“The plot twisted so far in on itself that my mind was in knots but the mark of a good detective drama is one that keeps you guessing right until the end.”
Vera, ITV
“Not many actors can pull off shambolic and effective, but Blethyn can do it with a single, penetrating glance from beneath that hat.”
Chitra Ramaswamy, The Guardian
“The plot twisted so far in on itself that my mind was in knots but the mark of a good detective drama is one that keeps you guessing right until the end.”
Amy Burns, The Independent
“Like most detective telly, its plots are too slow and convoluted. For a precinct drama, its supporting parts are underwritten … Yet each time I have caught Vera I have admired it more than I hoped.”
Andrew Billen, The Times
“As ever this was a two-hour session that depended almost entirely on Brenda Blethyn’s charismatic presence as cranky, shambling-on-the-surface DI Vera Stanhope. Fortunately she was up to the job, more than making up for a plot that itself shambled slowly through the domestic life of the victim and her extended family.”
Gerard O’Donovan, The Telegraph
“Whether you enjoy the show depends chiefly on if you can stand her personality. Call me thin-skinned but, as Brenda Blethyn returned for a sixth series of Vera, I realised I was thoroughly fed up with her … If you don’t like Vera herself, this two-hour drama doesn’t have much else to offer.”
Christopher Stevens, The Daily Mail
A Death Row Tale: The Fear of 13, BBC4
“Sington presents this remarkable story in the style of a one-man play … In fact, it’s all so polished, charismatic and evocative of classic American crime fiction that I actually thought Yarris was being played by an actor at first.”

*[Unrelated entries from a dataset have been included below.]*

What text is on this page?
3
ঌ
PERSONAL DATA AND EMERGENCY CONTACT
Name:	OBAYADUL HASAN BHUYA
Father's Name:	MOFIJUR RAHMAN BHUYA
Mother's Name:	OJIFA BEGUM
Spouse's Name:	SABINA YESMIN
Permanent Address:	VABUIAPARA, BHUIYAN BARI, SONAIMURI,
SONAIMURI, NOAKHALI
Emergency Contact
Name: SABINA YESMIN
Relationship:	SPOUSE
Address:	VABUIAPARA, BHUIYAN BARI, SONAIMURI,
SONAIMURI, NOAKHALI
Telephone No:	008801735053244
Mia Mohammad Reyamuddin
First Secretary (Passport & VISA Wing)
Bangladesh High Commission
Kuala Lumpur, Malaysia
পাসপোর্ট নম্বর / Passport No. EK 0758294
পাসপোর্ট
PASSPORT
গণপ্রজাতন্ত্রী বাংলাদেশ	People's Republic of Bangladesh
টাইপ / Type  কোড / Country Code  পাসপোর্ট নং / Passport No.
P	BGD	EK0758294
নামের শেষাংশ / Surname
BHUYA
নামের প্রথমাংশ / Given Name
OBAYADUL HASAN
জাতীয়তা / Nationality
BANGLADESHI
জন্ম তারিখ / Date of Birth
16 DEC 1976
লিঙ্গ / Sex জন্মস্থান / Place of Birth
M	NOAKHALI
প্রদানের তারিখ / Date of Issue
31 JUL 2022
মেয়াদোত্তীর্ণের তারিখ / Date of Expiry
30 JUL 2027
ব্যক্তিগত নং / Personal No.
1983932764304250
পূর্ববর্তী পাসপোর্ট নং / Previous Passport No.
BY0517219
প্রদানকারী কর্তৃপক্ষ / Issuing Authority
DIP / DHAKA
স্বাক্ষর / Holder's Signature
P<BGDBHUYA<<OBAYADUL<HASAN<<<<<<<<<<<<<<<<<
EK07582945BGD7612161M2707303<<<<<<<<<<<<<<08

Chitra Ramaswamy, The Guardian
“This unusual offering from the Storyville documentary strand was told by Yarris himself, looping in and out of the years of childhood, petty crime and lock-up with an author’s eye for detail … Some might have stopped listening and if they did, they would have missed the barrage of sudden twists and revelations that went off towards the end.”
Matt Baylis, Daily Express
War and Peace, BBC1
“Carnage on such a cinematic scale is rare in TV drama and director Tom Harper and his committed cast deserve every congratulation not only for making it so convincing but also wringing a primeval beauty from all this horror.”
Gerard O’Donovan, The Telegraph
James May’s Cars of the People, BBC2
“May’s well written, visually inventive (the drone taking the desert shots crashed, and they kept the sequence in) film rattled along like the humpity bumpity army truck from which, May argued, even the clawless Fiat Panda ultimately derived.”